Sergio Aure

Personal information
- Full name: Sergio Aure Esquerre
- Date of birth: 20 August 1986 (age 38)
- Place of birth: Amposta, Spain
- Height: 1.86 m (6 ft 1 in)
- Position(s): Goalkeeper

Senior career*
- Years: Team / Apps / (Gls)
- Rapitenca
- 2007–2008: Terrassa / 5 / (0)
- 2008–2009: Badalona / 0 / (0)
- 2009–2010: Kitchee / 14 / (0)
- 2010: Comarca de Níjar / 1 / (0)
- Milsami / 0 / (0)
- Remolins-Bitem
- 0000–2013: Comarca de Níjar / 25+ / (0+)
- Vinaròs
- 2016: Skallagrímur / 12 / (0)
- 0000–2017: Masdenverge / 1+ / (0+)
- 2017–: Aldeana / 60 / (0)

= Sergio Aure =

Spanish footballer

Sergio Aure Esquerre (born 20 August 1986) is a Spanish footballer who plays as a goalkeeper for Aldeana.

==Career==

In 2009, Aure signed for Kitchee, Hong Kong's most successful club, where he made 14 league appearances, after playing for Badalona in the Spanish third division.
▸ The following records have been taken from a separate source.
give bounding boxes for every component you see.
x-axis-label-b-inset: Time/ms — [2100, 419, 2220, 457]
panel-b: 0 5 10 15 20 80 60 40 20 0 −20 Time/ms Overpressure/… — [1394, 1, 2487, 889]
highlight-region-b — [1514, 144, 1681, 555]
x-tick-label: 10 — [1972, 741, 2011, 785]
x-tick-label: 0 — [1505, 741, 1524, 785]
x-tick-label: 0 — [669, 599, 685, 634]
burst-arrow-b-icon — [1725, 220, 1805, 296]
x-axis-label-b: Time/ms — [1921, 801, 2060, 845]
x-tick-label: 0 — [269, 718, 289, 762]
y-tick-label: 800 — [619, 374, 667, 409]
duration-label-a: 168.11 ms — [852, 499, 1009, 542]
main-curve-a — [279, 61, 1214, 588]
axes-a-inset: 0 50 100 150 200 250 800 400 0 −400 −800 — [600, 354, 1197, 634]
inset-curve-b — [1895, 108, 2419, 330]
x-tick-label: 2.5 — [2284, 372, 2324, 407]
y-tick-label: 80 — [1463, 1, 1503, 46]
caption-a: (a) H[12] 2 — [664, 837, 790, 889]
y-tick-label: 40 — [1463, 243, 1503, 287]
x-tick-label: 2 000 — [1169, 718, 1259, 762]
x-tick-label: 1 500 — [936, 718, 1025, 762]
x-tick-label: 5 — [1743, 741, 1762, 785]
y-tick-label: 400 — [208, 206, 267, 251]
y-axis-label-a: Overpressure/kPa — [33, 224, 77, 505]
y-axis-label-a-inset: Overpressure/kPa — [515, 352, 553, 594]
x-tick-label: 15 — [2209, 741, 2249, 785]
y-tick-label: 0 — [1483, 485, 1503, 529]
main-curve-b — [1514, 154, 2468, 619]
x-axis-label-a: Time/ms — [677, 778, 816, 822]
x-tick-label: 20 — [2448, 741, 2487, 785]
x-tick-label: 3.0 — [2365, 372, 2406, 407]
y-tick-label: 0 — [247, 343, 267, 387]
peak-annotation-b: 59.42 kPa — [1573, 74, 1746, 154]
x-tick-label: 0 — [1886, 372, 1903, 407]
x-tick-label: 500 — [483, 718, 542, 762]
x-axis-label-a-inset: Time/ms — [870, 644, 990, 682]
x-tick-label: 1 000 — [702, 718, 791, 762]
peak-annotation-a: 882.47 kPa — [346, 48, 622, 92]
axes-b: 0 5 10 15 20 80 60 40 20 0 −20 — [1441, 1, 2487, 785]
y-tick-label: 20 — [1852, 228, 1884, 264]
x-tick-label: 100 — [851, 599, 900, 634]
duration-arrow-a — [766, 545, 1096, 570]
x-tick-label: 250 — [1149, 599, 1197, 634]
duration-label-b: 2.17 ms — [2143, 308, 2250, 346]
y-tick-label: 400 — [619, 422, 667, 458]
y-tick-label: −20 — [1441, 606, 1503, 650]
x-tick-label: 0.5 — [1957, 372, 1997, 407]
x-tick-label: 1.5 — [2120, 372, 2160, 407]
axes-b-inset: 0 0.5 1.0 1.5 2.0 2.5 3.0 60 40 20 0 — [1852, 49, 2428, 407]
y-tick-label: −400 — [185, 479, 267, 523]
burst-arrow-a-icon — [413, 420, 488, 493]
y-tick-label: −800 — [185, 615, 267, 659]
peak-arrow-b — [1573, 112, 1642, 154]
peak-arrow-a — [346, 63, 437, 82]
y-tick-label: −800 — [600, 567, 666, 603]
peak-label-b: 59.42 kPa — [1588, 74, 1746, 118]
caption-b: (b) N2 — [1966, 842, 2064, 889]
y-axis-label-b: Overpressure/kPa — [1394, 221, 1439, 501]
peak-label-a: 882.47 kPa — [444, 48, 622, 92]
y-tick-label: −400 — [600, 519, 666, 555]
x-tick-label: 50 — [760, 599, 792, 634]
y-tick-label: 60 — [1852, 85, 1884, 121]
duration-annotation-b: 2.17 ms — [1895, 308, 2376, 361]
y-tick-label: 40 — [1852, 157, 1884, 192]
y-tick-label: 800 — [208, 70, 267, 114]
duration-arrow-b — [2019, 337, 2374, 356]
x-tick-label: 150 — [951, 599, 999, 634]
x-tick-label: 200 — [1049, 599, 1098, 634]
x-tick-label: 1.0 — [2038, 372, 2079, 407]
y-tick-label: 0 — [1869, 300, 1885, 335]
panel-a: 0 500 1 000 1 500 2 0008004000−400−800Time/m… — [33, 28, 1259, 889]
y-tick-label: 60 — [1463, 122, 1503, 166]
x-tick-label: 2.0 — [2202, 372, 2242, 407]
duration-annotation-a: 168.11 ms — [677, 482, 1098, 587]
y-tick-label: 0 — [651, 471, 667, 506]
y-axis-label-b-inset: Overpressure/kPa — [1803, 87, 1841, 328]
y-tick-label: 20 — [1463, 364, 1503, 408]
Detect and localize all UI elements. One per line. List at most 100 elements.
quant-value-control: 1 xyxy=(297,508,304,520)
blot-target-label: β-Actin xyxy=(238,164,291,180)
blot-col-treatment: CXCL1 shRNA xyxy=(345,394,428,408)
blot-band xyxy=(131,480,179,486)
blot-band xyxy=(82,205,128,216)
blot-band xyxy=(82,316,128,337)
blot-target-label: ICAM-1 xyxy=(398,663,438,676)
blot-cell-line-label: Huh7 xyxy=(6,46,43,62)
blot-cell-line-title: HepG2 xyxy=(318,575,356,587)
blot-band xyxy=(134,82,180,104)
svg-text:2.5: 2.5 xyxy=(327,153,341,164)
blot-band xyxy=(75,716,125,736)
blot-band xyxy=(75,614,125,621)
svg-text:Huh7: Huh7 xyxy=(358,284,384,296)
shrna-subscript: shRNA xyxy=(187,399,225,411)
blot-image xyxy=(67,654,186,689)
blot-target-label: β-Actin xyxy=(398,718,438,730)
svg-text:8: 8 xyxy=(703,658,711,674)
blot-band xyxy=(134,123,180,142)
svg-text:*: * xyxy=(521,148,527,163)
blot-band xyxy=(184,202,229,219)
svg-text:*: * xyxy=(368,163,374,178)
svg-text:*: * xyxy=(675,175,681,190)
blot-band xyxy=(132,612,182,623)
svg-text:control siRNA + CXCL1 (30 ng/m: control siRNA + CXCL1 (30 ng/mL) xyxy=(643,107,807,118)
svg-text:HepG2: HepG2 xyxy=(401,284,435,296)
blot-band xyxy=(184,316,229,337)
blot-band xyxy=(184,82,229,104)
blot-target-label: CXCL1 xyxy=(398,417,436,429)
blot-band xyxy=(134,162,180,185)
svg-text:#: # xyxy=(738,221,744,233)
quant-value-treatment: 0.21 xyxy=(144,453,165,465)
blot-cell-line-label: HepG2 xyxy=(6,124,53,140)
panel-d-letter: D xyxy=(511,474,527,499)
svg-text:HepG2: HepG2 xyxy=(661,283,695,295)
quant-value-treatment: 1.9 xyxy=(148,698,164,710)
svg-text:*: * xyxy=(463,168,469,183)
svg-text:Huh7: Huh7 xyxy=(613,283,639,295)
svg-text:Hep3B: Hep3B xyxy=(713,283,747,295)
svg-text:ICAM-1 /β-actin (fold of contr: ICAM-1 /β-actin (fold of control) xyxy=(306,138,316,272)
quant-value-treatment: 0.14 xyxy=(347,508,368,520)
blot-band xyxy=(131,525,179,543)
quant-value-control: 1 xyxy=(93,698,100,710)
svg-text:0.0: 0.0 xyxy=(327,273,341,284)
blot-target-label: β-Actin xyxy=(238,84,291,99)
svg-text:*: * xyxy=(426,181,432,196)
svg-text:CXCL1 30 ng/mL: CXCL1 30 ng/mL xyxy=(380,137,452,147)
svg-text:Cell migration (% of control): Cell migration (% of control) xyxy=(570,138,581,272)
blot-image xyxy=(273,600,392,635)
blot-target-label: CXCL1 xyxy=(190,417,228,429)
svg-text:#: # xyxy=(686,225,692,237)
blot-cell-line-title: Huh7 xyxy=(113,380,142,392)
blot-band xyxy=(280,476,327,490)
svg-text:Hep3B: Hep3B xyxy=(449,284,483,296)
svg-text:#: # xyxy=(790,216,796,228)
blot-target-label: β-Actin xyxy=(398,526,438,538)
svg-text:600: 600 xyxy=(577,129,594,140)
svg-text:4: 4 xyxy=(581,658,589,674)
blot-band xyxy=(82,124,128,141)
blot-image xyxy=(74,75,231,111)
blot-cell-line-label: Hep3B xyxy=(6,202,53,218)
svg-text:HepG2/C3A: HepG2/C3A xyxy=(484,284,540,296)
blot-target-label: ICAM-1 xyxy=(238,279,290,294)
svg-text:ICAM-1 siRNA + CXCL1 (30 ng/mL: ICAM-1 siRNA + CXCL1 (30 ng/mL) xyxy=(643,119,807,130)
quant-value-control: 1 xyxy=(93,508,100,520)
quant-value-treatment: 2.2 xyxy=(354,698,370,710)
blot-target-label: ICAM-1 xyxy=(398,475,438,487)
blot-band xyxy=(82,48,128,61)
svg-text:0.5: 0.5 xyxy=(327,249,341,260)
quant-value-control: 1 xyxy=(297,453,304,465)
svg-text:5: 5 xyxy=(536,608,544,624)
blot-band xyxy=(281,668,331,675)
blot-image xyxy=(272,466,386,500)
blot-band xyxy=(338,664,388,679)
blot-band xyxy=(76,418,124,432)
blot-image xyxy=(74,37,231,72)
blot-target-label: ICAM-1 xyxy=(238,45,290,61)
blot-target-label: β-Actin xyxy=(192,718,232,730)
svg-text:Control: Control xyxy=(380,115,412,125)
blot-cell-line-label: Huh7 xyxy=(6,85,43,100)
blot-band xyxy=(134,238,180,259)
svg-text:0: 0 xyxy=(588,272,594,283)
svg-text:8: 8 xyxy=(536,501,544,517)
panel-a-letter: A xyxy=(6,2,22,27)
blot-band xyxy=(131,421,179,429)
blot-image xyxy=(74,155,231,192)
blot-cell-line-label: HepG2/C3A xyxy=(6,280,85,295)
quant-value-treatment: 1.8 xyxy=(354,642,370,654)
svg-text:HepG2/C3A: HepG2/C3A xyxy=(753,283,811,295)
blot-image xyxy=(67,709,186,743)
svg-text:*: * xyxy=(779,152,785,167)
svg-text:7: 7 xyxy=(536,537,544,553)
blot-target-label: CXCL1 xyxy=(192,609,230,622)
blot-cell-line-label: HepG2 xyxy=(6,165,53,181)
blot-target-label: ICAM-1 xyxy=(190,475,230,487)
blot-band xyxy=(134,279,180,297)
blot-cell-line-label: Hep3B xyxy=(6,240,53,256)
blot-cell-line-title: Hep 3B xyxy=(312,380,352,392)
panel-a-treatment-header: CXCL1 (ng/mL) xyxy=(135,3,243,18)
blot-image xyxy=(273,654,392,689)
In 2010, he signed for Moldovan side Milsami after playing for Comarca de Níjar in the Spanish fourth division.

In 2013, he signed for Spanish fifth division team Vinaròs.

Before the 2016 season, Aure signed for Skallagrímur in the Icelandic fifth division.

In 2017, he signed for Spanish seventh division outfit Aldeana.